Secondly, the volume-based billings, based on the number of employees or servers serviced by HCL Tech, will be impacted over the next financial year.

This is because, as clients curtail operations, it will directly impact the number of employees or servers serviced by the company.

Manufacturing, entertainment and non-grocery retail verticals could be the most impacted by the pandemic. Manufacturing, which constitutes around 20 per cent of the company’s revenues, will face the heat because automotive and aerospace industries will see a lull.

But the good thing is that revenue exposure to entertainment and non-grocery vertical is not that large.

Besides, verticals which will see low impact or will remain resilient, such as financial services, telecom, life sciences & healthcare and technology services,s constitute nearly 30 per cent of the company’s total revenues.

Products business holds promise

Another factor working in favour of HCL is the fact that the company has a decent pipeline and order inflow that will see it through FY21.

The firm expects some of the deals that it signed in the quarter ended March 31, 2020 to start coming on stream by the June-September quarter in FY21.

Also, the products and platforms business (includes IBM products suite acquired in December 2018) is doing well and is aiding margin growth.

The firm had concluded the purchase of IBM products in July 2019. It is selling these products to many of its existing customers. This business segment is also the least affected by the pandemic, despite seeing some sluggishness recently.

Opportunity in digital

As the pandemic unfolds globally, many digital services that businesses were going to adopt over the next 3-4 years will be advanced.

This will mean more business opportunities for companies like HCL Tech over the next two financial years. Vendor consolidation is inevitable — smaller or boutique IT services companies will lose out to larger firms.

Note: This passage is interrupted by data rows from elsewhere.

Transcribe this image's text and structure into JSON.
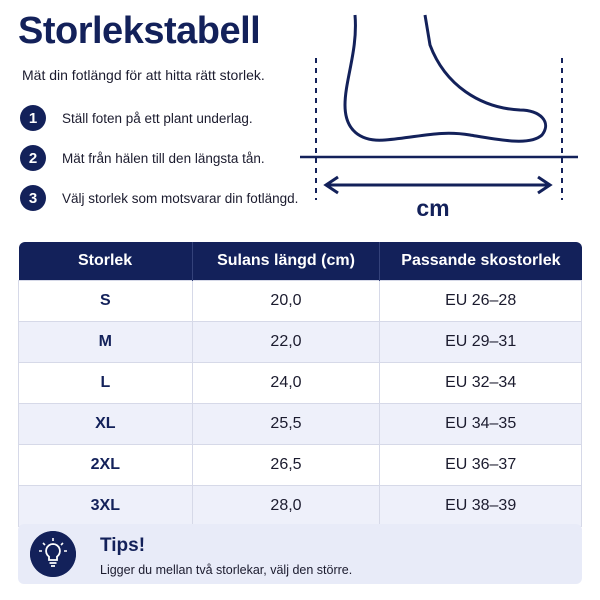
{
  "header": {
    "title": "Storlekstabell",
    "subtitle": "Mät din fotlängd för att hitta rätt storlek."
  },
  "steps": [
    {
      "number": "1",
      "text": "Ställ foten på ett plant underlag."
    },
    {
      "number": "2",
      "text": "Mät från hälen till den längsta tån."
    },
    {
      "number": "3",
      "text": "Välj storlek som motsvarar din fotlängd."
    }
  ],
  "diagram": {
    "unit_label": "cm"
  },
  "table": {
    "columns": [
      "Storlek",
      "Sulans längd (cm)",
      "Passande skostorlek"
    ],
    "rows": [
      [
        "S",
        "20,0",
        "EU 26–28"
      ],
      [
        "M",
        "22,0",
        "EU 29–31"
      ],
      [
        "L",
        "24,0",
        "EU 32–34"
      ],
      [
        "XL",
        "25,5",
        "EU 34–35"
      ],
      [
        "2XL",
        "26,5",
        "EU 36–37"
      ],
      [
        "3XL",
        "28,0",
        "EU 38–39"
      ]
    ]
  },
  "tip": {
    "title": "Tips!",
    "text": "Ligger du mellan två storlekar, välj den större."
  }
}
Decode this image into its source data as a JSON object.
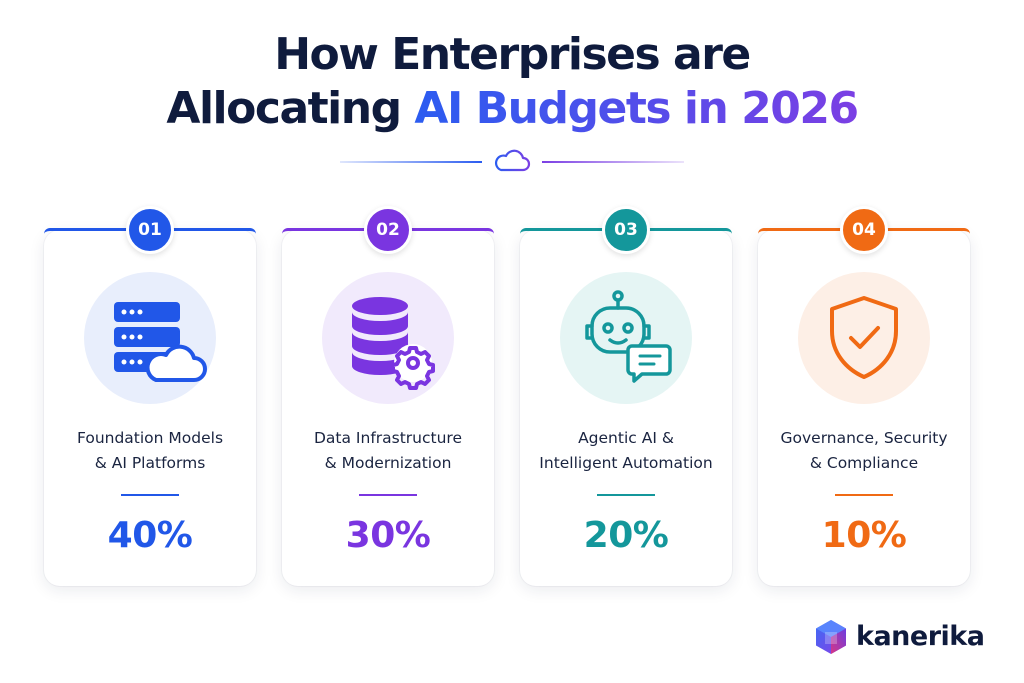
{
  "title": {
    "line1": "How Enterprises are",
    "line2_plain": "Allocating",
    "line2_highlight": "AI Budgets in 2026"
  },
  "divider_icon": "cloud-icon",
  "colors": {
    "navy": "#0f1b3d",
    "blue": "#2157e8",
    "purple": "#7a35e0",
    "teal": "#14979b",
    "orange": "#f06a14"
  },
  "cards": [
    {
      "number": "01",
      "label_line1": "Foundation Models",
      "label_line2": "& AI Platforms",
      "percent": "40%",
      "value": 40,
      "color": "#2157e8",
      "icon": "server-cloud-icon"
    },
    {
      "number": "02",
      "label_line1": "Data Infrastructure",
      "label_line2": "& Modernization",
      "percent": "30%",
      "value": 30,
      "color": "#7a35e0",
      "icon": "database-gear-icon"
    },
    {
      "number": "03",
      "label_line1": "Agentic AI &",
      "label_line2": "Intelligent Automation",
      "percent": "20%",
      "value": 20,
      "color": "#14979b",
      "icon": "robot-chat-icon"
    },
    {
      "number": "04",
      "label_line1": "Governance, Security",
      "label_line2": "& Compliance",
      "percent": "10%",
      "value": 10,
      "color": "#f06a14",
      "icon": "shield-check-icon"
    }
  ],
  "brand": {
    "name": "kanerika",
    "icon": "kanerika-logo-icon"
  }
}
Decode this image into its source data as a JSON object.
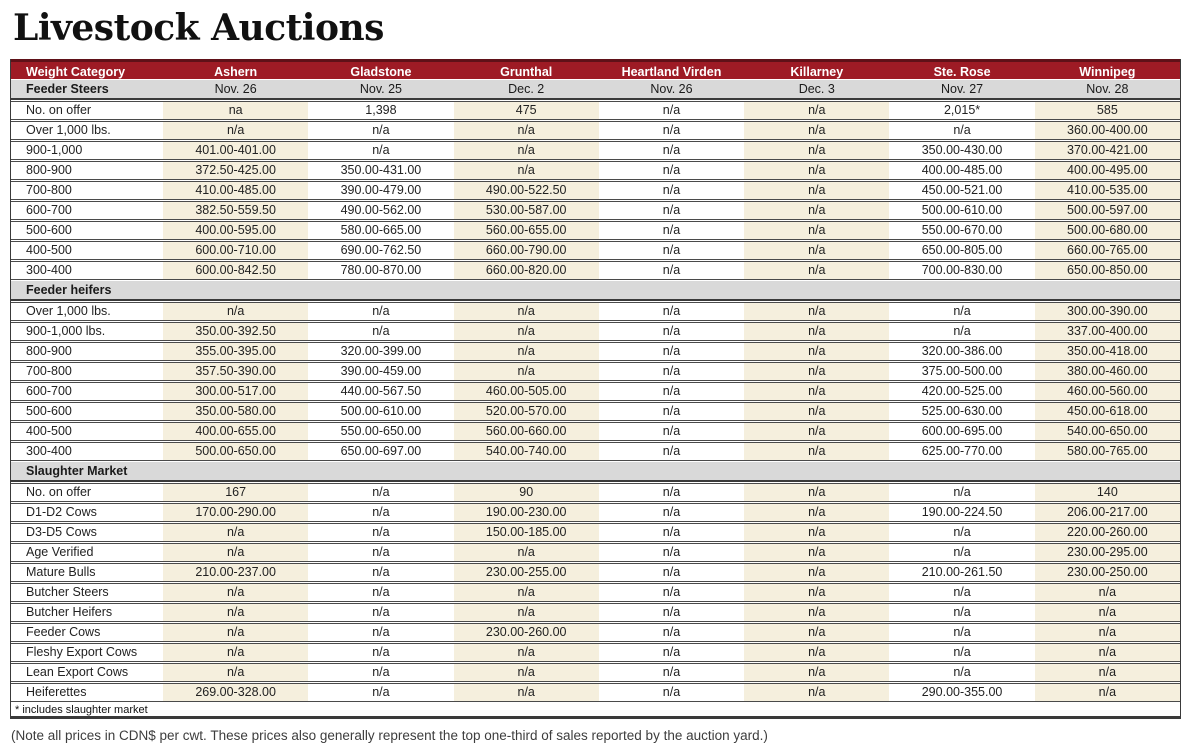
{
  "page": {
    "title": "Livestock Auctions",
    "footnote": "* includes slaughter market",
    "note": "(Note all prices in CDN$ per cwt. These prices also generally represent the top one-third of sales reported by the auction yard.)"
  },
  "colors": {
    "header_bg": "#9e1b25",
    "header_top_line": "#5f1118",
    "header_text": "#ffffff",
    "section_bg": "#d9d9d9",
    "alt_column_bg": "#f5efdd",
    "row_line": "#4a4a4a"
  },
  "table": {
    "columns": [
      "Weight Category",
      "Ashern",
      "Gladstone",
      "Grunthal",
      "Heartland Virden",
      "Killarney",
      "Ste. Rose",
      "Winnipeg"
    ],
    "sections": [
      {
        "label": "Feeder Steers",
        "dates": [
          "Nov. 26",
          "Nov. 25",
          "Dec. 2",
          "Nov. 26",
          "Dec. 3",
          "Nov. 27",
          "Nov. 28"
        ],
        "rows": [
          {
            "label": "No. on offer",
            "values": [
              "na",
              "1,398",
              "475",
              "n/a",
              "n/a",
              "2,015*",
              "585"
            ]
          },
          {
            "label": "Over 1,000 lbs.",
            "values": [
              "n/a",
              "n/a",
              "n/a",
              "n/a",
              "n/a",
              "n/a",
              "360.00-400.00"
            ]
          },
          {
            "label": "900-1,000",
            "values": [
              "401.00-401.00",
              "n/a",
              "n/a",
              "n/a",
              "n/a",
              "350.00-430.00",
              "370.00-421.00"
            ]
          },
          {
            "label": "800-900",
            "values": [
              "372.50-425.00",
              "350.00-431.00",
              "n/a",
              "n/a",
              "n/a",
              "400.00-485.00",
              "400.00-495.00"
            ]
          },
          {
            "label": "700-800",
            "values": [
              "410.00-485.00",
              "390.00-479.00",
              "490.00-522.50",
              "n/a",
              "n/a",
              "450.00-521.00",
              "410.00-535.00"
            ]
          },
          {
            "label": "600-700",
            "values": [
              "382.50-559.50",
              "490.00-562.00",
              "530.00-587.00",
              "n/a",
              "n/a",
              "500.00-610.00",
              "500.00-597.00"
            ]
          },
          {
            "label": "500-600",
            "values": [
              "400.00-595.00",
              "580.00-665.00",
              "560.00-655.00",
              "n/a",
              "n/a",
              "550.00-670.00",
              "500.00-680.00"
            ]
          },
          {
            "label": "400-500",
            "values": [
              "600.00-710.00",
              "690.00-762.50",
              "660.00-790.00",
              "n/a",
              "n/a",
              "650.00-805.00",
              "660.00-765.00"
            ]
          },
          {
            "label": "300-400",
            "values": [
              "600.00-842.50",
              "780.00-870.00",
              "660.00-820.00",
              "n/a",
              "n/a",
              "700.00-830.00",
              "650.00-850.00"
            ]
          }
        ]
      },
      {
        "label": "Feeder heifers",
        "dates": null,
        "rows": [
          {
            "label": "Over 1,000 lbs.",
            "values": [
              "n/a",
              "n/a",
              "n/a",
              "n/a",
              "n/a",
              "n/a",
              "300.00-390.00"
            ]
          },
          {
            "label": "900-1,000 lbs.",
            "values": [
              "350.00-392.50",
              "n/a",
              "n/a",
              "n/a",
              "n/a",
              "n/a",
              "337.00-400.00"
            ]
          },
          {
            "label": "800-900",
            "values": [
              "355.00-395.00",
              "320.00-399.00",
              "n/a",
              "n/a",
              "n/a",
              "320.00-386.00",
              "350.00-418.00"
            ]
          },
          {
            "label": "700-800",
            "values": [
              "357.50-390.00",
              "390.00-459.00",
              "n/a",
              "n/a",
              "n/a",
              "375.00-500.00",
              "380.00-460.00"
            ]
          },
          {
            "label": "600-700",
            "values": [
              "300.00-517.00",
              "440.00-567.50",
              "460.00-505.00",
              "n/a",
              "n/a",
              "420.00-525.00",
              "460.00-560.00"
            ]
          },
          {
            "label": "500-600",
            "values": [
              "350.00-580.00",
              "500.00-610.00",
              "520.00-570.00",
              "n/a",
              "n/a",
              "525.00-630.00",
              "450.00-618.00"
            ]
          },
          {
            "label": "400-500",
            "values": [
              "400.00-655.00",
              "550.00-650.00",
              "560.00-660.00",
              "n/a",
              "n/a",
              "600.00-695.00",
              "540.00-650.00"
            ]
          },
          {
            "label": "300-400",
            "values": [
              "500.00-650.00",
              "650.00-697.00",
              "540.00-740.00",
              "n/a",
              "n/a",
              "625.00-770.00",
              "580.00-765.00"
            ]
          }
        ]
      },
      {
        "label": "Slaughter Market",
        "dates": null,
        "rows": [
          {
            "label": "No. on offer",
            "values": [
              "167",
              "n/a",
              "90",
              "n/a",
              "n/a",
              "n/a",
              "140"
            ]
          },
          {
            "label": "D1-D2 Cows",
            "values": [
              "170.00-290.00",
              "n/a",
              "190.00-230.00",
              "n/a",
              "n/a",
              "190.00-224.50",
              "206.00-217.00"
            ]
          },
          {
            "label": "D3-D5 Cows",
            "values": [
              "n/a",
              "n/a",
              "150.00-185.00",
              "n/a",
              "n/a",
              "n/a",
              "220.00-260.00"
            ]
          },
          {
            "label": "Age Verified",
            "values": [
              "n/a",
              "n/a",
              "n/a",
              "n/a",
              "n/a",
              "n/a",
              "230.00-295.00"
            ]
          },
          {
            "label": "Mature Bulls",
            "values": [
              "210.00-237.00",
              "n/a",
              "230.00-255.00",
              "n/a",
              "n/a",
              "210.00-261.50",
              "230.00-250.00"
            ]
          },
          {
            "label": "Butcher Steers",
            "values": [
              "n/a",
              "n/a",
              "n/a",
              "n/a",
              "n/a",
              "n/a",
              "n/a"
            ]
          },
          {
            "label": "Butcher Heifers",
            "values": [
              "n/a",
              "n/a",
              "n/a",
              "n/a",
              "n/a",
              "n/a",
              "n/a"
            ]
          },
          {
            "label": "Feeder Cows",
            "values": [
              "n/a",
              "n/a",
              "230.00-260.00",
              "n/a",
              "n/a",
              "n/a",
              "n/a"
            ]
          },
          {
            "label": "Fleshy Export Cows",
            "values": [
              "n/a",
              "n/a",
              "n/a",
              "n/a",
              "n/a",
              "n/a",
              "n/a"
            ]
          },
          {
            "label": "Lean Export Cows",
            "values": [
              "n/a",
              "n/a",
              "n/a",
              "n/a",
              "n/a",
              "n/a",
              "n/a"
            ]
          },
          {
            "label": "Heiferettes",
            "values": [
              "269.00-328.00",
              "n/a",
              "n/a",
              "n/a",
              "n/a",
              "290.00-355.00",
              "n/a"
            ]
          }
        ]
      }
    ]
  }
}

More businesses will adopt solutions to enable remote working and operations. Digital channels of sales will gain primacy and so will demand for managed services on cloud platforms, telemedicine, cyber security, and cloud migration. With vendor consolidation a given in the IT services space, these services present a good opportunity for top-tier Indian IT services firms like HCL Tech.

Annual financials

In FY20, the company posted a constant currency revenue growth of 16.7 per cent year-on year to $9.94 billion, which was at the top-end of its guided range, with 10.7 per cent organic revenue growth.

Some cost-control measures allowed it to post earnings before interest and taxes (EBIT) margins of 19.6 per cent, and meet its margin guidance for the year.